Materials and Methods
Sequencing Strategy
A single adult winter moth female was used for the DNA extraction. The sample was collected on an oak tree in a forest in the Netherlands in December 2012. From the extracted DNA two paired-end libraries were constructed, and sequenced with 2*250 bp reads on an Illumina MiSeq instrument, resulting in overlapping forward and reverse reads. In addition three mate pair libraries were constructed with various insert sizes (1–2, 3, and 4–5 kb) and sequenced on an Illumina HiSeq2000 instrument using 101, 7, 101 flow cycles for forward, index and reverse reads, respectively. In total, we produced 27.14 Gb of raw genomic data (table 1). A more detailed description of the sequencing procedure can be found in supplementary section S1, Supplementary Material online.
Table 1.
Sequence Data: Raw and Preprocessed
Library | Insert Size | Raw |
Preprocessed |
||||||
---|---|---|---|---|---|---|---|---|---|
# Reads (Million) | # Bases (Gb) | Read Length | Coverage | # Reads (Million) | # Bases(Gb) | Read Length | Coverage | ||
PE400_1 | −145 bp | 58.8 | 14.5 | 246.5 | 22.7 | 56.1 | 13.8 | 246.4 | 21.6 |
PE400_2 | −193 bp | 31.2 | 7.8 | 248.2 | 12.1 | 29.7 | 7.4 | 248.2 | 11.5 |
MP1-2 kb | 1–2 kb | 22.9 | 2.3 | 101 | 3.6 | 14.7 | 1.3 | 86.4 | 2.0 |
MP3kb | 3 kb | 15.1 | 1.5 | 101 | 2.4 | 4.0 | 0.3 | 85.9 | 0.53 |
MP4-5 kb | 4–5 kb | 10.4 | 1.1 | 101 | 1.6 | 1.7 | 0.1 | 82.3 | 0.21 |
Total | 138.5 | 27.1 | 42.4 | 106.1 | 22.9 | 35.8 |
Assembly Strategy
The winter moth reads were filtered for adapters, primers, quality (>10), and duplicates using Fastq-mcf software (v1.1.2) (Aronesty 2011). Read pairs shorter than 19 bp were discarded. From these reads, we first assembled the MT genome using MITObim (v1.6) (Hahn et al. 2013) with the MT genome of B. mori as reference. Manual curation was performed where alignment errors occurred. We merged gene annotations from DOGMA (Wyman et al. 2004) and MITOS (Bernt et al. 2013) to produce a consensus annotation in line with other geometrid species. To remove reads derived from the MT genome before the assembly of the nuclear genome, we aligned all reads to the O. brumata MT genome and set aside pairs of which one mate or both aligned to the MT sequence. Furthermore, the reads were filtered for Wolbachia contamination by mapping (Bowtie2 (v2.1.0); Langmead and Salzberg 2012) to all Wolbachia strains available in GenBank. The mapped reads were used to assemble the Wolbachia genome using the Celera assembler (v8.2beta) (Miller et al. 2008). This procedure was repeated iteratively by adding the assembly to the Wolbachia index. The preprocessing reduced the 27.1 Gb of raw data to 22.9 Gb of clean data (table 1). Finally, these clean reads were used to build a k-mer graph with Jellyfish (Marcais and Kingsford 2011) for k = 18. The size of the winter moth genome was estimated using a k-mer based method (Binghang et al. 2012).

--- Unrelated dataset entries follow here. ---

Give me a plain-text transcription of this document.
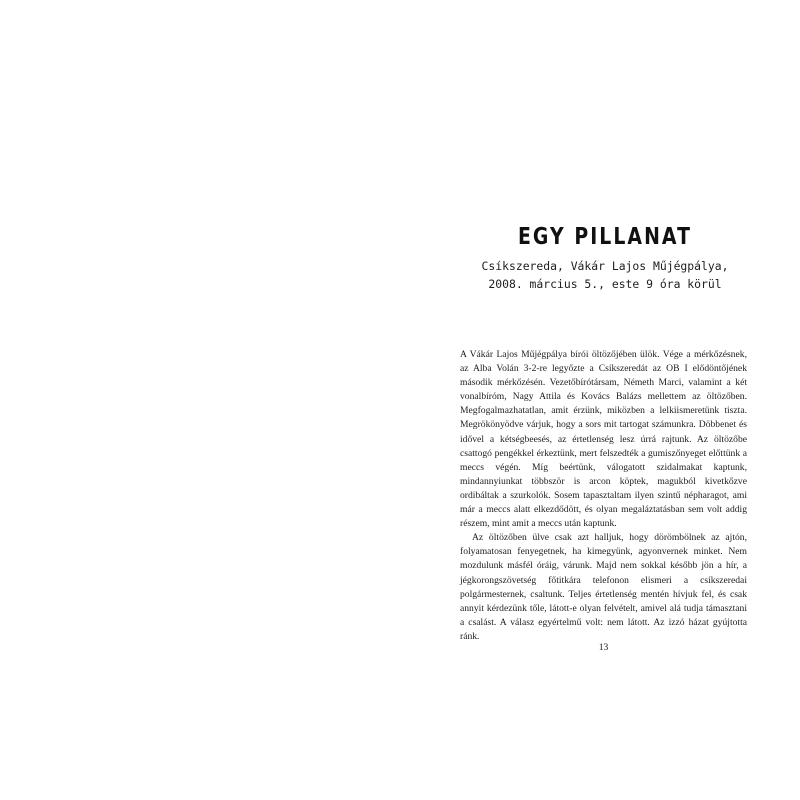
EGY PILLANAT
Csíkszereda, Vákár Lajos Műjégpálya,
2008. március 5., este 9 óra körül

A Vákár Lajos Műjégpálya bírói öltözőjében ülök. Vége a mérkőzésnek, az Alba Volán 3-2-re legyőzte a Csíkszeredát az OB I elődöntőjének második mérkőzésén. Vezetőbírótársam, Németh Marci, valamint a két vonalbíróm, Nagy Attila és Kovács Balázs mellettem az öltözőben. Megfogalmazhatatlan, amit érzünk, miközben a lelkiismeretünk tiszta. Megrökönyödve várjuk, hogy a sors mit tartogat számunkra. Döbbenet és idővel a kétségbeesés, az értetlenség lesz úrrá rajtunk. Az öltözőbe csattogó pengékkel érkeztünk, mert felszedték a gumiszőnyeget előttünk a meccs végén. Míg beértünk, válogatott szidalmakat kaptunk, mindannyiunkat többször is arcon köptek, magukból kivetkőzve ordibáltak a szurkolók. Sosem tapasztaltam ilyen szintű népharagot, ami már a meccs alatt elkezdődött, és olyan megaláztatásban sem volt addig részem, mint amit a meccs után kaptunk.

Az öltözőben ülve csak azt halljuk, hogy dörömbölnek az ajtón, folyamatosan fenyegetnek, ha kimegyünk, agyonvernek minket. Nem mozdulunk másfél óráig, várunk. Majd nem sokkal később jön a hír, a jégkorongszövetség főtitkára telefonon elismeri a csíkszeredai polgármesternek, csaltunk. Teljes értetlenség mentén hívjuk fel, és csak annyit kérdezünk tőle, látott-e olyan felvételt, amivel alá tudja támasztani a csalást. A válasz egyértelmű volt: nem látott. Az izzó házat gyújtotta ránk.

13
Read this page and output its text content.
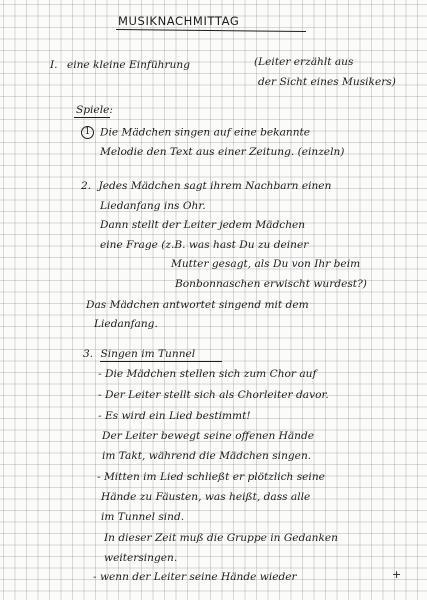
MUSIKNACHMITTAG
I. eine kleine Einführung	(Leiter erzählt aus
der Sicht eines Musikers)
Spiele:
1 Die Mädchen singen auf eine bekannte
Melodie den Text aus einer Zeitung. (einzeln)
2. Jedes Mädchen sagt ihrem Nachbarn einen
Liedanfang ins Ohr.
Dann stellt der Leiter jedem Mädchen
eine Frage (z.B. was hast Du zu deiner
Mutter gesagt, als Du von Ihr beim
Bonbonnaschen erwischt wurdest?)
Das Mädchen antwortet singend mit dem
Liedanfang.
3. Singen im Tunnel
- Die Mädchen stellen sich zum Chor auf
- Der Leiter stellt sich als Chorleiter davor.
- Es wird ein Lied bestimmt!
Der Leiter bewegt seine offenen Hände
im Takt, während die Mädchen singen.
- Mitten im Lied schließt er plötzlich seine
Hände zu Fäusten, was heißt, dass alle
im Tunnel sind.
In dieser Zeit muß die Gruppe in Gedanken
weitersingen.
- wenn der Leiter seine Hände wieder	+
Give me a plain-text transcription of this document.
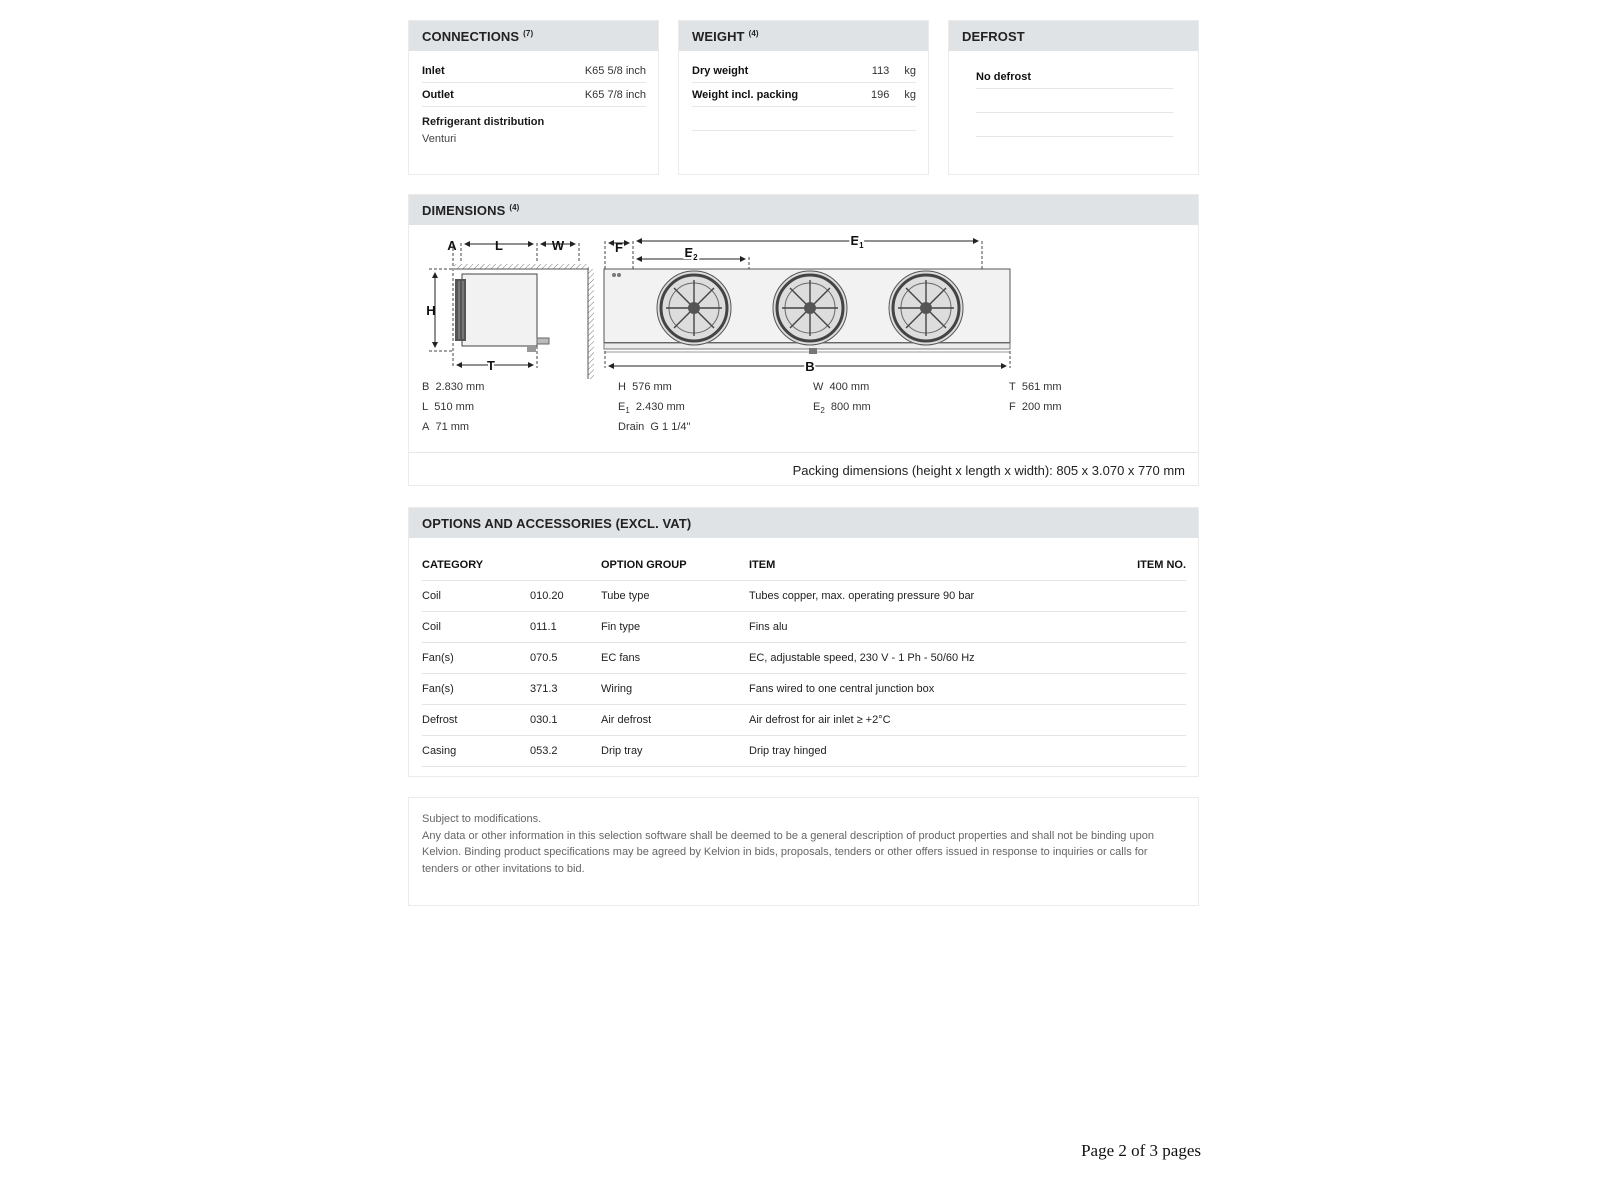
CONNECTIONS $^{(7)}$
Inlet	K65 5/8 inch
Outlet	K65 7/8 inch
Refrigerant distribution
Venturi
WEIGHT $^{(4)}$
Dry weight	113 kg
Weight incl. packing	196 kg
DEFROST
No defrost
DIMENSIONS $^{(4)}$
A	L	W
H
T
F	$E_1$
$E_2$
B
B 2.830 mm
L 510 mm
A 71 mm
H 576 mm
$E_1$ 2.430 mm
Drain G 1 1/4"
W 400 mm
$E_2$ 800 mm
T 561 mm
F 200 mm
Packing dimensions (height x length x width): 805 x 3.070 x 770 mm
OPTIONS AND ACCESSORIES (EXCL. VAT)
CATEGORY		OPTION GROUP	ITEM	ITEM NO.
Coil	010.20	Tube type	Tubes copper, max. operating pressure 90 bar	
Coil	011.1	Fin type	Fins alu	
Fan(s)	070.5	EC fans	EC, adjustable speed, 230 V - 1 Ph - 50/60 Hz	
Fan(s)	371.3	Wiring	Fans wired to one central junction box	
Defrost	030.1	Air defrost	Air defrost for air inlet ≥ +2°C	
Casing	053.2	Drip tray	Drip tray hinged	
Subject to modifications.
Any data or other information in this selection software shall be deemed to be a general description of product properties and shall not be binding upon Kelvion. Binding product specifications may be agreed by Kelvion in bids, proposals, tenders or other offers issued in response to inquiries or calls for tenders or other invitations to bid.
Page 2 of 3 pages
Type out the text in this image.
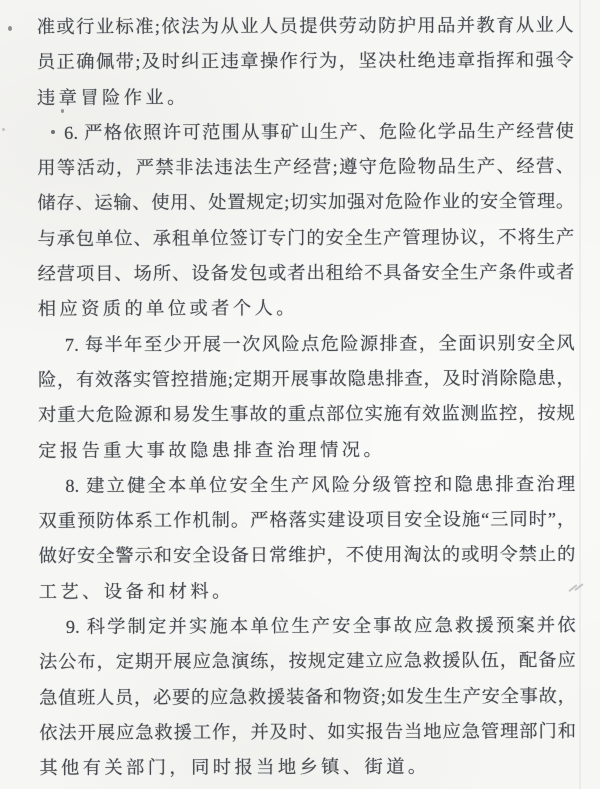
准或行业标准;依法为从业人员提供劳动防护用品并教育从业人
员正确佩带;及时纠正违章操作行为，坚决杜绝违章指挥和强令
违章冒险作业。
6. 严格依照许可范围从事矿山生产、危险化学品生产经营使
用等活动，严禁非法违法生产经营;遵守危险物品生产、经营、
储存、运输、使用、处置规定;切实加强对危险作业的安全管理。
与承包单位、承租单位签订专门的安全生产管理协议，不将生产
经营项目、场所、设备发包或者出租给不具备安全生产条件或者
相应资质的单位或者个人。
7. 每半年至少开展一次风险点危险源排查，全面识别安全风
险，有效落实管控措施;定期开展事故隐患排查，及时消除隐患，
对重大危险源和易发生事故的重点部位实施有效监测监控，按规
定报告重大事故隐患排查治理情况。
8. 建立健全本单位安全生产风险分级管控和隐患排查治理
双重预防体系工作机制。严格落实建设项目安全设施“三同时”，
做好安全警示和安全设备日常维护，不使用淘汰的或明令禁止的
工艺、设备和材料。
9. 科学制定并实施本单位生产安全事故应急救援预案并依
法公布，定期开展应急演练，按规定建立应急救援队伍，配备应
急值班人员，必要的应急救援装备和物资;如发生生产安全事故，
依法开展应急救援工作，并及时、如实报告当地应急管理部门和
其他有关部门，同时报当地乡镇、街道。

We used the stand-alone error correction method from ALLPATHS-LG (release: 50721) to correct base-calling errors in the reads (Butler et al. 2008). SeqPrep was used to merge overlapping fragment data (John 2011). A de novo assembly was performed using the Celera assembler (v8.2beta) (Miller et al. 2008). We discarded all duplicate heterozygous contigs with Haplomerger (release: 20120810) (Huang et al. 2012), described in more detail in supplementary section S2, Supplementary Material online. We used SSPACE3 for additional scaffolding with Bowtie2 (v2.1.0) (Boetzer et al. 2011; Langmead and Salzberg 2012). Gapfiller (v1.10) was used to fill gaps (parameter -d 3500 to fill overestimated gap sizes due to improperly oriented paired ends) (Boetzer and Pirovano 2012). Potential contaminants were filtered using BLASTn (v2.2.8) (dc-megablast) on the nt database; sequences with exclusively prokaryotic alignments were discarded and not used in further downstream analysis. Potential nuclear MT DNA (numts) were detected using BLASTn (v2.2.8) with the MT DNA as subject. The completeness and structural consistency were assessed using the CEGMA (v2.4) pipeline and the alignment of 457 core Drosophila genes (Parra et al. 2007). In addition, the proteomes of two well-annotated insect species Drosophila melanogaster (Adams et al. 2000) and Tribolium castaneum (Richards et al. 2008) were aligned to the genome using genblastA (v1.0.4) (She et al. 2009). The coverage of the alignments on the scaffolds was calculated using a custom script.
Annotation Strategy
We estimated the repeat content of the winter moth genome by grouping the preprocessed PE400 genomic reads in repeat clusters using RepeatExplorer (Novak et al. 2013) and by estimating the single-copy region of the genome from the k-mer distribution (supplementary fig. S1, Supplementary Material online). A de novo repeat library was generated with RepeatModeler (v1.0.4) (Smit and Hubley 2014) using RECON (v1.0.7) (Bao and Eddy 2002), RepeatScout (v1.0.5) (Price et al. 2005), and TRF (v4.0.4) (Benson 1999). This library was used by RepeatMasker (v4.0.5) (Chen 2004) together with RepBase (Jurka 2000) for repeat annotation.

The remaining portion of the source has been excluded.